The outreach organisation was registered in 2014, but Samuels explained that it is an extension of a charity group which was founded in 2005 under the United Nations Association in Jamaica.
Samuels said he and the members of that charity group decided to start a new organisation that would allow them to focus on issues determined by them, as they were the ones who would be funding those efforts. He said the group decided to focus on helping senior citizens and shut-ins in Bog Walk and surrounding environs, through a weekly soup kitchen that provides meals every Wednesday as well as monthly home visits to the elderly individuals, which also includes the provision of meals and carrying out regular grooming.
HELP Outreach Foundation Limited also has an annual senior citizens’ treat at Christmastime and a health and legal fair, where they can access free medical checks, medicine and legal advice.
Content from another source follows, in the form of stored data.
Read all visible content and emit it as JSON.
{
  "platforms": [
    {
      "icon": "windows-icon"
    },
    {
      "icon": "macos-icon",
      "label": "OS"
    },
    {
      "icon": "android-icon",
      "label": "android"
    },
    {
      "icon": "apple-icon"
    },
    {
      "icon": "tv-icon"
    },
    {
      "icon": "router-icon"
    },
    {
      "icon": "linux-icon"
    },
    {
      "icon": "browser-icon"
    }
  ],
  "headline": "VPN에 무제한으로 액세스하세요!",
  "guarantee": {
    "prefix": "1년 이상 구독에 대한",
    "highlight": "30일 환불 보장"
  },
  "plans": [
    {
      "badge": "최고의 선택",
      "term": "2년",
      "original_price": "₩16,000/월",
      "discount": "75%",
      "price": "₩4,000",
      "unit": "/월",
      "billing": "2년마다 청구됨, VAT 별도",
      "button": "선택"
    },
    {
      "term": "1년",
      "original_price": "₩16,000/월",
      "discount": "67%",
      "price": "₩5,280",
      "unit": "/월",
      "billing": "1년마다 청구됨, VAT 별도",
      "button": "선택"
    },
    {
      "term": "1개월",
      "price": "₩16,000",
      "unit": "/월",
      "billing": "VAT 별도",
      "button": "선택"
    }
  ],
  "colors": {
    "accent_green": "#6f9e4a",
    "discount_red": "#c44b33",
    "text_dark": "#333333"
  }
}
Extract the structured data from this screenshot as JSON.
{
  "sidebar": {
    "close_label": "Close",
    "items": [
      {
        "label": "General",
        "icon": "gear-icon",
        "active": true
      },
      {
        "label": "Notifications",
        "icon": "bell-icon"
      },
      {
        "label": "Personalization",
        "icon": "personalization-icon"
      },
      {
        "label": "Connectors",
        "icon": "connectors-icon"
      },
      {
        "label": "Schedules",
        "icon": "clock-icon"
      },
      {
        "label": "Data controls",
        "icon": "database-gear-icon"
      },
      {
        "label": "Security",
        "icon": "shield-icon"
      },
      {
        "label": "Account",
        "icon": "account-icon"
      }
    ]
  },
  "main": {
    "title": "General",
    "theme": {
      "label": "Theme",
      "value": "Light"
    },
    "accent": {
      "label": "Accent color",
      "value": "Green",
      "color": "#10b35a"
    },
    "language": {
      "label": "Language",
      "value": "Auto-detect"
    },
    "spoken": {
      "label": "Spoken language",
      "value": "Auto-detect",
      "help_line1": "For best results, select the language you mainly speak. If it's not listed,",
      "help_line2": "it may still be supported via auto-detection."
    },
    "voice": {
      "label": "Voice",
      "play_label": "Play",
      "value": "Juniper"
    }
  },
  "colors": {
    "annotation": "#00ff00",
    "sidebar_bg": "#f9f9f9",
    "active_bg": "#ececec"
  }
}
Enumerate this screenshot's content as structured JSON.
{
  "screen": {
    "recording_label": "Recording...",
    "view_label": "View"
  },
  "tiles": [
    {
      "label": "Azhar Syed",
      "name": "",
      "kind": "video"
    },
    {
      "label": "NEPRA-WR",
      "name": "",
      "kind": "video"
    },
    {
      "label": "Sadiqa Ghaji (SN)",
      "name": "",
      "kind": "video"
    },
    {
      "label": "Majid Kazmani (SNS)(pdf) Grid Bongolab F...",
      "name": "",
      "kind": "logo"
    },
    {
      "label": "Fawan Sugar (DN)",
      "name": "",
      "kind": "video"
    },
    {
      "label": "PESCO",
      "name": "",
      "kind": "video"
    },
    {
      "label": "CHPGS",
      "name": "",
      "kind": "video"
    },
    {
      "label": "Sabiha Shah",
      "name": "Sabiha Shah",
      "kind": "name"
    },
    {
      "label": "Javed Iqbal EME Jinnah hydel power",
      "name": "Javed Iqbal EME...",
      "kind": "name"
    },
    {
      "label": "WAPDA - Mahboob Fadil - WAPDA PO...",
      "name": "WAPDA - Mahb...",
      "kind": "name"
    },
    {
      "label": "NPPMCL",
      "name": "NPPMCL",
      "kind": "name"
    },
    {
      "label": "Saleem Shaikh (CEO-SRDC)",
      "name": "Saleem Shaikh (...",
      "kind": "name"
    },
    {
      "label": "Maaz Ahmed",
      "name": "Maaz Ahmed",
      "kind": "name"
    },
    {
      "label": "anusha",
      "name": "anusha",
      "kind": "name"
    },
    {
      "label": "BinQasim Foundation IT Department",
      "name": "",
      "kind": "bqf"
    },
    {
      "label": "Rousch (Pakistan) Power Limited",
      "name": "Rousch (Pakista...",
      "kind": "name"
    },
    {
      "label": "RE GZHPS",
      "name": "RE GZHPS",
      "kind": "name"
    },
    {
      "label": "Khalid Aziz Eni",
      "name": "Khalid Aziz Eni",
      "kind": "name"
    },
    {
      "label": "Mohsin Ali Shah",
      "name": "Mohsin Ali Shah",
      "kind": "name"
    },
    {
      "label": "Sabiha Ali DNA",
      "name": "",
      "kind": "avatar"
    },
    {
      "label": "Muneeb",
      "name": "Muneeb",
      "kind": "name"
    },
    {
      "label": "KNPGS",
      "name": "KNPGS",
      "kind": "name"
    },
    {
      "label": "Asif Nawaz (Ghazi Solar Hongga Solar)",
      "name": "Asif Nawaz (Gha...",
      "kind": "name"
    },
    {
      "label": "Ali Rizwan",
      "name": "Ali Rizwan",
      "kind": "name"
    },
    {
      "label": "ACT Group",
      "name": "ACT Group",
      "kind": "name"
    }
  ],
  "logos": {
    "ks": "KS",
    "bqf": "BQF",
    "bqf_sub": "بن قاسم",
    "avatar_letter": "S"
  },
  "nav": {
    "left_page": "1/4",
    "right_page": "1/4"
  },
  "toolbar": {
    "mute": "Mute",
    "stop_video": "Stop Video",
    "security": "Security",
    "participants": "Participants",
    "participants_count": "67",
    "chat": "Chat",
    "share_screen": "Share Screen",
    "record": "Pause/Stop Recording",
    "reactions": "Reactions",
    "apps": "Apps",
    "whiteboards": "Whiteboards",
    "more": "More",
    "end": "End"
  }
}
“Everybody is for themselves. Everybody is fighting for themselves and everybody is looking out for themselves, and that is a big problem,” Samuels said.
He said his group is doing its part and comprises of people who are not wealthy but are simply doing what they can because of their passion for reaching out to others and commitment to helping.
“Throughout the years there are days when we feel that this is going to be it, but through commitment and a will to proceed and to move forward, that is why we are here today,” Samuels said, adding that the group also gets support from community members.
In the meantime, he said one of the greatest needs for the group is a motor vehicle as it is unable to provide meals to people in some areas.
The president said there are some communities that the group has not visited in a while, because when they started he was using his vehicle to transport meals but because of work obligations in Kingston, he is unable to continue.
“The need in the community is great, and if we who are able don’t reach out and touch a life and help somebody, well then… without outreach like this, we would all be blind,” Samuels said.